I residenti in zona segnalano la presenza di dozzine di piazze di droga, un’attività illecita presente anche in forma più massiccia rispetto al passato e praticata con metodiche violente.
Un tempo, gli esponenti della malavita locale rispettavano i civili estranei alle dinamiche camorristiche e gli riconoscevano una sorta di immunità: un tabù abbondantemente sfatato dalle estorsioni a tappeto praticate dagli esponenti dell’alleanza che dal 2018, ovvero dal momento in cui il blitz del 2017 ha sancito la temporanea uscita di scena dei De Micco, hanno attuato una serie di estorsioni a tappeto che hanno coinvolto anche le attività commerciali non dichiarate del rione, al pari dei soggetti dediti a blande platiche illecite.
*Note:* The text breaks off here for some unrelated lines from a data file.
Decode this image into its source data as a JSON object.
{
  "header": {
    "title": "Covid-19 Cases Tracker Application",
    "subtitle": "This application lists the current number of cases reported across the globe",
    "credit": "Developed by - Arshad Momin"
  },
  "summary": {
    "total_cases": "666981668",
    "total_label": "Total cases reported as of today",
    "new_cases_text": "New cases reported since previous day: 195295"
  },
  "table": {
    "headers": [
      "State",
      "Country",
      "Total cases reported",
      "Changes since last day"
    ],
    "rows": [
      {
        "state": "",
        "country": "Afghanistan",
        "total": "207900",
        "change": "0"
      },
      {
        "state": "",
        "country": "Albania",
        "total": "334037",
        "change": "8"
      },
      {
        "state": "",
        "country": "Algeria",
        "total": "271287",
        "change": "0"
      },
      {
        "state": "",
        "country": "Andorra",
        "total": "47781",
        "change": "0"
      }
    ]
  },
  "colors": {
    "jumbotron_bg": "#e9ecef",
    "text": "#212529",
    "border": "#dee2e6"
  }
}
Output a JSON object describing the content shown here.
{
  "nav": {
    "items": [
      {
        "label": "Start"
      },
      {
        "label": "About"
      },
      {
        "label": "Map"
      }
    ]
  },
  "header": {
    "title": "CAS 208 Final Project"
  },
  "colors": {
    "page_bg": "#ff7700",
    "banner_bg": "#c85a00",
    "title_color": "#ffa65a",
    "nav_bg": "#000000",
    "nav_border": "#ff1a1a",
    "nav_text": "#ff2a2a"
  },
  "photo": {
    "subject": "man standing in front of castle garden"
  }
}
Un modus operandi imbruttito dagli spari delle “stese” e dall’irriverenza dei giovani eredi del clan che nel frattempo si erano insediati nel rione per ergerlo a roccaforte dei “fraulella 2.o” o meglio “fraulella 6.6”: questa la sigla che spopola sui social network e che accompagna i video che rilanciano le gesta del clan, passando per le immagini degli affiliati detenuti che si alternano a quelle delle giovani leve, diramate per annunciare l’imminente arrivo del giorno della vendetta e non solo.
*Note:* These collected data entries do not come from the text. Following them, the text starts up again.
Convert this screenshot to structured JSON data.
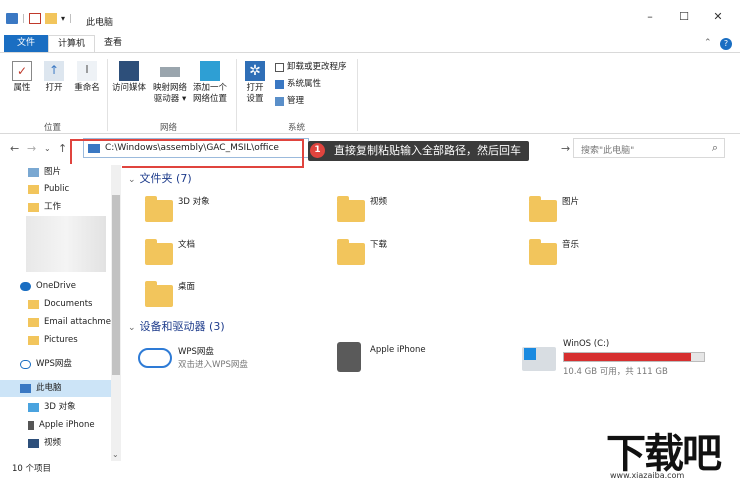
{
  "window": {
    "title": "此电脑",
    "min": "–",
    "max": "☐",
    "close": "✕",
    "up": "⌃"
  },
  "tabs": {
    "file": "文件",
    "computer": "计算机",
    "view": "查看"
  },
  "ribbon": {
    "properties": "属性",
    "open": "打开",
    "rename": "重命名",
    "media": "访问媒体",
    "mapdrive": "映射网络",
    "mapdrive2": "驱动器 ▾",
    "addloc": "添加一个",
    "addloc2": "网络位置",
    "opensettings": "打开",
    "opensettings2": "设置",
    "uninstall": "卸载或更改程序",
    "sysprops": "系统属性",
    "manage": "管理",
    "group_location": "位置",
    "group_network": "网络",
    "group_system": "系统"
  },
  "address": {
    "path": "C:\\Windows\\assembly\\GAC_MSIL\\office",
    "search_placeholder": "搜索\"此电脑\""
  },
  "tooltip": {
    "num": "1",
    "text": "直接复制粘贴输入全部路径，然后回车"
  },
  "sidebar": {
    "items": [
      "图片",
      "Public",
      "工作",
      "OneDrive",
      "Documents",
      "Email attachme",
      "Pictures",
      "WPS网盘",
      "此电脑",
      "3D 对象",
      "Apple iPhone",
      "视频"
    ]
  },
  "folders": {
    "header": "文件夹 (7)",
    "items": [
      "3D 对象",
      "视频",
      "图片",
      "文档",
      "下载",
      "音乐",
      "桌面"
    ]
  },
  "devices": {
    "header": "设备和驱动器 (3)",
    "wps": "WPS网盘",
    "wps_sub": "双击进入WPS网盘",
    "iphone": "Apple iPhone",
    "drive": "WinOS (C:)",
    "drive_free": "10.4 GB 可用，共 111 GB",
    "drive_used_fraction": 0.906
  },
  "status": {
    "count": "10 个项目"
  },
  "watermark": {
    "text": "下载吧",
    "url": "www.xiazaiba.com"
  }
}
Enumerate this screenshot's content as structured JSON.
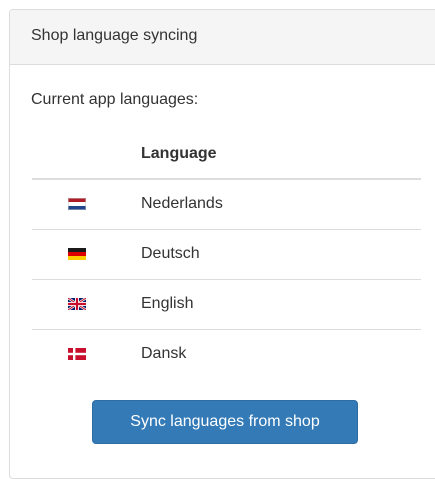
{
  "panel": {
    "title": "Shop language syncing"
  },
  "intro_text": "Current app languages:",
  "table": {
    "header_language": "Language",
    "rows": [
      {
        "flag_icon": "netherlands-flag-icon",
        "name": "Nederlands"
      },
      {
        "flag_icon": "germany-flag-icon",
        "name": "Deutsch"
      },
      {
        "flag_icon": "uk-flag-icon",
        "name": "English"
      },
      {
        "flag_icon": "denmark-flag-icon",
        "name": "Dansk"
      }
    ]
  },
  "sync_button": {
    "label": "Sync languages from shop"
  },
  "colors": {
    "button_primary": "#337ab7",
    "panel_heading_bg": "#f5f5f5",
    "border": "#dddddd"
  }
}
Gli abitanti del rione estranei alle dinamiche camorristiche raccontano di vivere in un incubo perenne: minacce, spintoni, occhiate di sfida, ma anche “sfregi” per punire una parola o uno sguardo poco gradito. Auto danneggiate o ruote bucate per rivendicare rispetto e sottomissione, ma anche furti negli appartamenti diventano sempre più frequenti. Tant’è vero che tra gli abitanti del Conocal regna la paura di uscire di casa, non solo per evitare che le abitazioni vengano saccheggiate. Diverse famiglie sono state costrette con la forza ad abbandonare le loro case per cedere il posto a soggetti contigui al clan, quindi maggiormente utili alla causa dell’organizzazione o contestualmente alla morte degli occupanti, i parenti dei defunti si sono visti negare dagli esponenti della malavita locale, il diritto di ereditare l’alloggio per favorire l’insediamento di famiglie camorristiche.
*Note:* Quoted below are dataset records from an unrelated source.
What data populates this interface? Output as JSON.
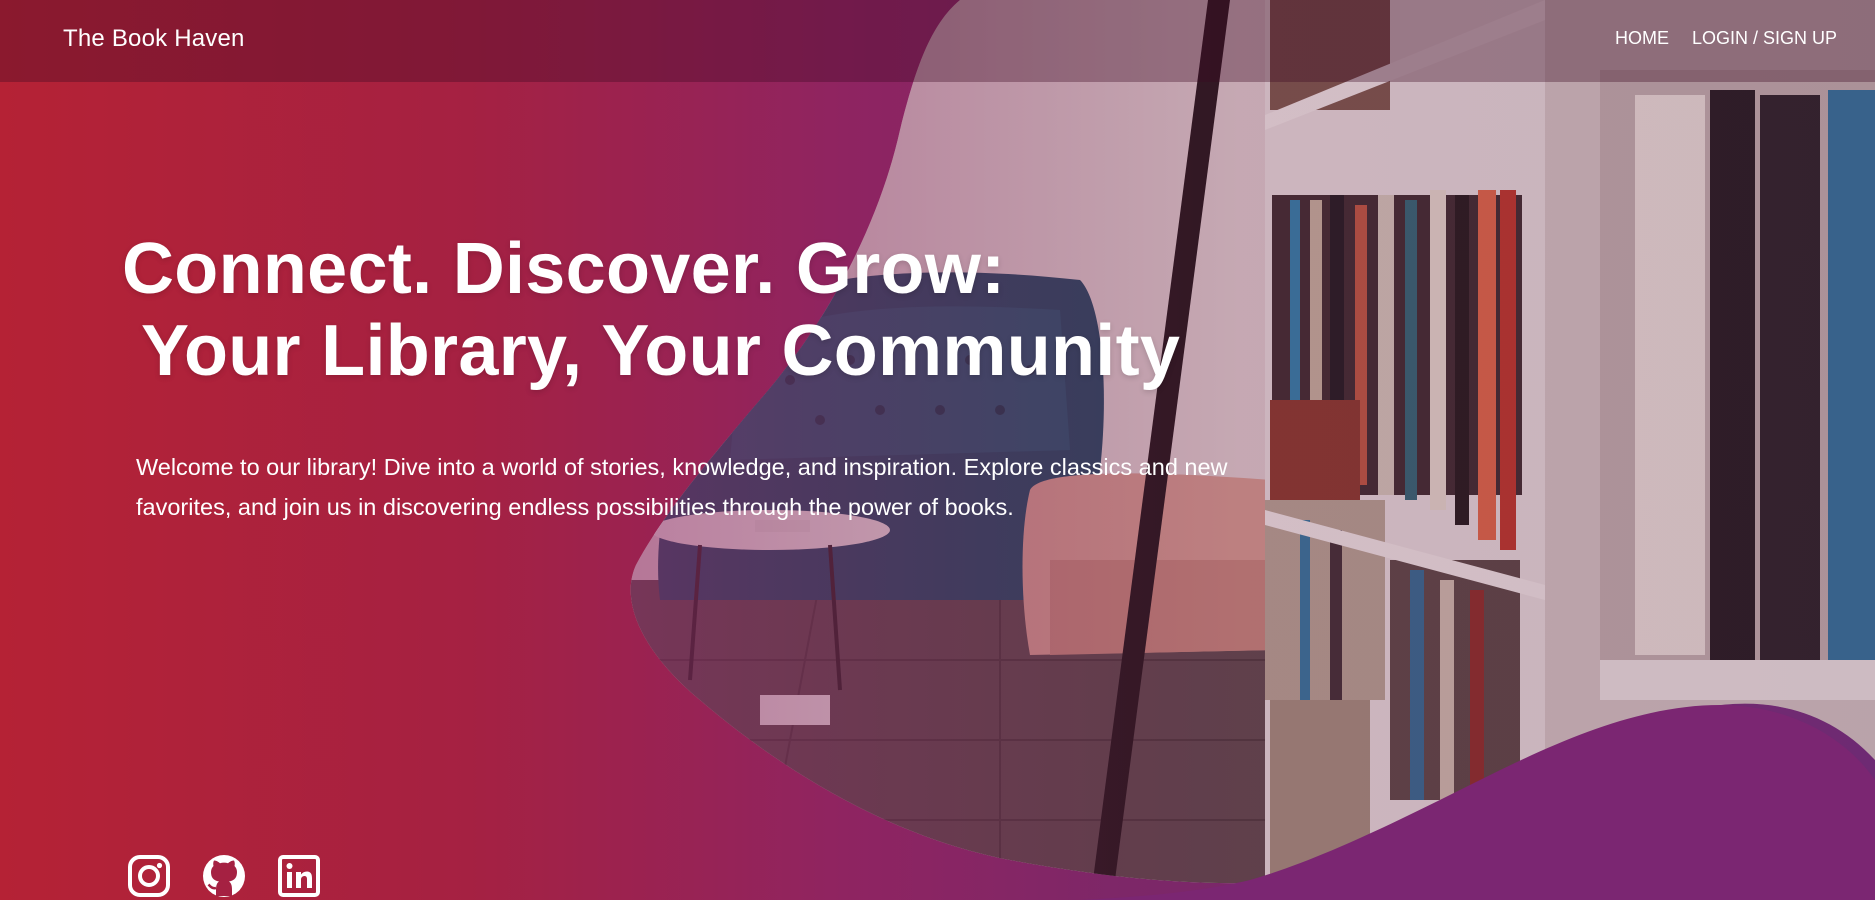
{
  "header": {
    "brand": "The Book Haven",
    "nav": [
      {
        "label": "HOME"
      },
      {
        "label": "LOGIN / SIGN UP"
      }
    ]
  },
  "hero": {
    "headline_line1": "Connect. Discover. Grow:",
    "headline_line2": " Your Library, Your Community",
    "intro": "Welcome to our library! Dive into a world of stories, knowledge, and inspiration. Explore classics and new favorites, and join us in discovering endless possibilities through the power of books."
  },
  "socials": [
    {
      "icon": "instagram-icon"
    },
    {
      "icon": "github-icon"
    },
    {
      "icon": "linkedin-icon"
    }
  ],
  "colors": {
    "gradient_left": "#b52235",
    "gradient_right": "#6e2a73",
    "text": "#ffffff"
  }
}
In alcuni palazzi del Conocal è in corso un vero e proprio piano di sfollamento forzato degli alloggi, voluto per conferire una collocazione strategica alle pedine fondamentali e funzionali alle logiche malavitose con il chiaro intento di rinsaldare la presenza del clan in quella sede. Non a caso, questo processo di occupazione violenta e coatta, procede di pari passo con l’incremento del business della droga. Le piazze di spaccio nel fortino dei D’Amico spuntano come funghi, la cui gestione è contraddistinta da una logica ben più violenta. Così come trapela dal racconto di alcuni bambini che riferiscono di essere stati allontanati con le cattive maniere dal campo di calcio del rione dove si erano recati solo per giocare a pallone, scatenando il disappunto dei pusher che di tutta risposta, li hanno malmenati, non solo per indurli a scappare, ma per farli desistere dal ritornare nuovamente con l’intenzione di giocare in quella sede, dove è attualmente radicata una delle tante piazze di spaccio del rione.